Esas No: 2015/5253
Karar No: 2016/4837
Karar Tarihi: 28.04.2016
Yargıtay 16. Hukuk Dairesi 2015/5253 Esas 2016/4837 Karar Sayılı İlamı
"İçtihat Metni"
MAHKEMESİ :KADASTRO MAHKEMESİ
Taraflar arasında görülen dava sonucunda verilen hükmün Yargıtay"ca incelenmesi istenilmekle; temyiz isteğinin süresinde olduğu anlaşıldı, inceleme raporu ve dosyadaki belgeler okundu, GEREĞİ GÖRÜŞÜLDÜ:
Kadastro sırasında ... çalışma alanında bulunan temyize konu 130 ada 56 ve 74 parsel sayılı 348,32 ve 1.510,56 metrekare yüzölçümündeki taşınmazlar irsen intikal, bağış ve kazandırıcı zamanaşımı zilyetliği nedeniyle sırasıyla davalılar ... ve ... adına tespit edilmiştir. Davacı ..., kazandırıcı zamanaşımı zilyetliğine dayanarak taşınmazın adına tescili istemi ile dava açmış yargılama sırasında ise zilyetliğinin murisin bağışına dayalı olduğunu iddia etmiştir. Mahkemece yapılan yargılama sonunda davanın kabulüne, çekişmeli 130 ada 56 ve 74 parsel sayılı taşınmazların kadastro tespitlerinin iptali ile ... adına tesciline karar verilmiş; hüküm, davalılar vekili tarafından temyiz edilmiştir.
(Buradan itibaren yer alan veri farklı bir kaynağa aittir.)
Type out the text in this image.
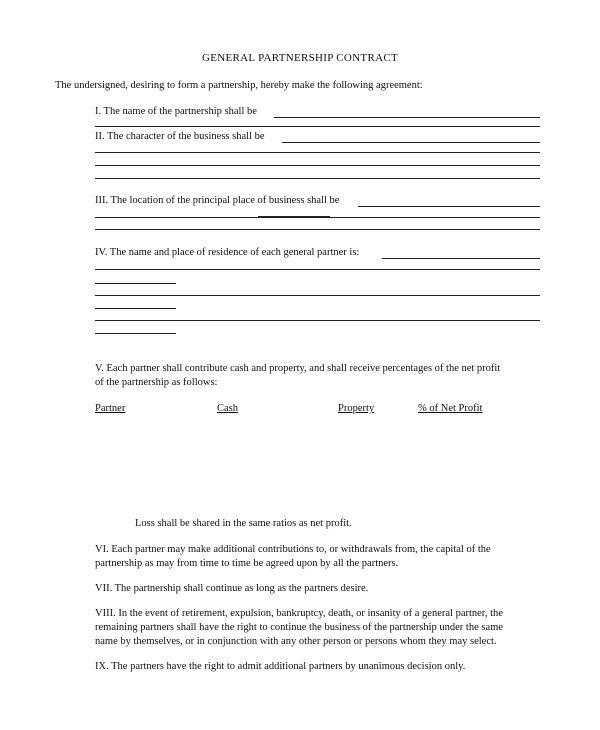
GENERAL PARTNERSHIP CONTRACT
The undersigned, desiring to form a partnership, hereby make the following agreement:
I. The name of the partnership shall be
II. The character of the business shall be
III. The location of the principal place of business shall be
IV. The name and place of residence of each general partner is:
V. Each partner shall contribute cash and property, and shall receive percentages of the net profit
of the partnership as follows:
Partner	Cash	Property	% of Net Profit
Loss shall be shared in the same ratios as net profit.
VI. Each partner may make additional contributions to, or withdrawals from, the capital of the
partnership as may from time to time be agreed upon by all the partners.
VII. The partnership shall continue as long as the partners desire.
VIII. In the event of retirement, expulsion, bankruptcy, death, or insanity of a general partner, the
remaining partners shall have the right to continue the business of the partnership under the same
name by themselves, or in conjunction with any other person or persons whom they may select.
IX. The partners have the right to admit additional partners by unanimous decision only.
Mahkemece, çekişmeli taşınmazların muris ... tarafından davacıya bağışlandığı gerekçesi ile yazılı karar verilmiştir. Davacı dava dilekçesi ile kazandırıcı zamanaşımı zilyetliğine dayanmış, keşiften sonra taşınmazların babası ... tarafından kendisine bağışlandığını iddia etmiştir. Davalılar ise taşınmazların dedeleri ..."dan babalarına kaldığını, babalarının da kendilerine bıraktığını savunmuştur. Çekişmeli taşınmazların öncesinin tarafların ortak miras bırakanı ..."dan intikal olduğu uyuşmazlık konusu değildir. Uyuşmazlık, taşınmazların ne sebeple kime kaldığı noktasında toplanmaktadır. Ne var ki, bu konuda mahkemece yapılan araştırma yeterli değildir. Yapılan keşifte ve duruşmada dinlenilen yerel bilirkişi ve tanık sözleri birbiri ile çeliştiği halde Mahkemece çelişki giderilmemiş, taşınmazların kime nasıl intikal ettiği kesin olarak belirlenmemiştir. Doğru sonuca ulaşılabilmesi için; mahallinde yaşlı, tarafsız, yöreyi iyi bilen, davada yararı bulunmayan şahıslar arasından seçilecek yerel bilirkişiler, aynı yönteme göre tespit edilecek taraf tanıkları ve kadastro tutanağı düzenlenirken beyanlarına başvurulan tespit bilirkişileri huzuruyla yeniden keşif yapılmalı, yapılacak olan keşifte yerel bilirkişi ve tanıklardan dava konusu taşınmazların geçmişte ne durumda bulunduğu, kim tarafından ne zamandan beri ne suretle kullanıldığı, halen kimin zilyetliğinde olup, nasıl tasarruf edildiği, muris Mustafa"nın sağlığında davacıya bağışlayıp bağışlamadığı, bağışlamış ise tarihi ve bu tarihten sonra taşınmaz üzerinde kim tarafından ne sıfatla zilyetlik sürdürüldüğü, murisin sağlığında gerçekleşmiş bir işlem yok ise ölümünden sonra mirasçılar arasında usulünce taksim yapılıp yapılmadığı, yapılmış ise çekişmeli taşınmazların kime kaldığı hususları maddi olaylara dayalı olarak sorulmak suretiyle kesin olarak belirlenmeli, bilirkişi ve tanık beyanları arasında çelişki olduğu takdirde yüzleştirme yapılmak suretiyle çelişki giderilmeli; bundan sonra toplanan tüm deliller birlikte değerlendirilerek sonucuna göre karar verilmelidir. Eksik incelemeyle yazılı olduğu şekilde hüküm kurulması isabetsiz olup, davalılar vekilinin temyiz itirazları açıklanan nedenlerle yerinde bulunduğundan kabulüyle hükmün BOZULMASINA, peşin yatırılan temyiz karar harcının talep halinde temyiz eden davalılara iadesine, 28.04.2016 gününde oybirliğiyle karar verildi.